6. Il appartient au salarié qui se prévaut du statut protecteur lié à un mandat extérieur à l'entreprise d'établir qu'il a informé son employeur de l'existence de ce mandat au plus tard lors de l'entretien préalable au licenciement, ou, s'il s'agit d'une rupture ne nécessitant pas un entretien préalable, au plus tard avant la notification de l'acte de rupture, ou que celui-ci en avait connaissance.

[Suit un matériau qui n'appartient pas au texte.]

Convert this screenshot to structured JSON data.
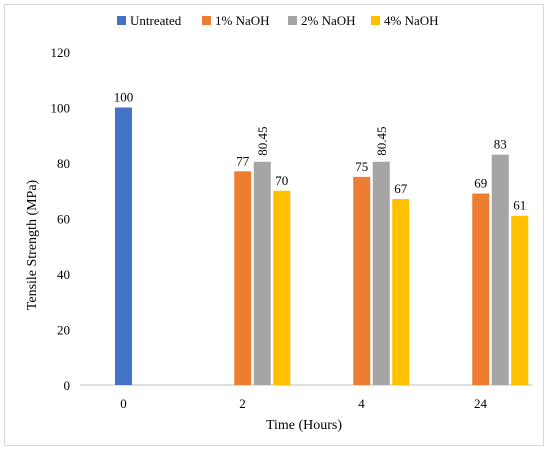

7. La cour d'appel qui a constaté qu'en l'absence d'élément probant, la connaissance par l'employeur de la qualité de conseiller prud'homme du salarié, avant le licenciement de celui-ci, ne revêtait aucun caractère certain, de sorte que l'intéressé, n'ayant fait état de cette qualité auprès de son employeur que postérieurement à son licenciement, ne pouvait se prévaloir du statut protecteur attaché à ce mandat, a, sans être tenue de suivre le salarié dans le détail de son argumentation, légalement justifié sa décision.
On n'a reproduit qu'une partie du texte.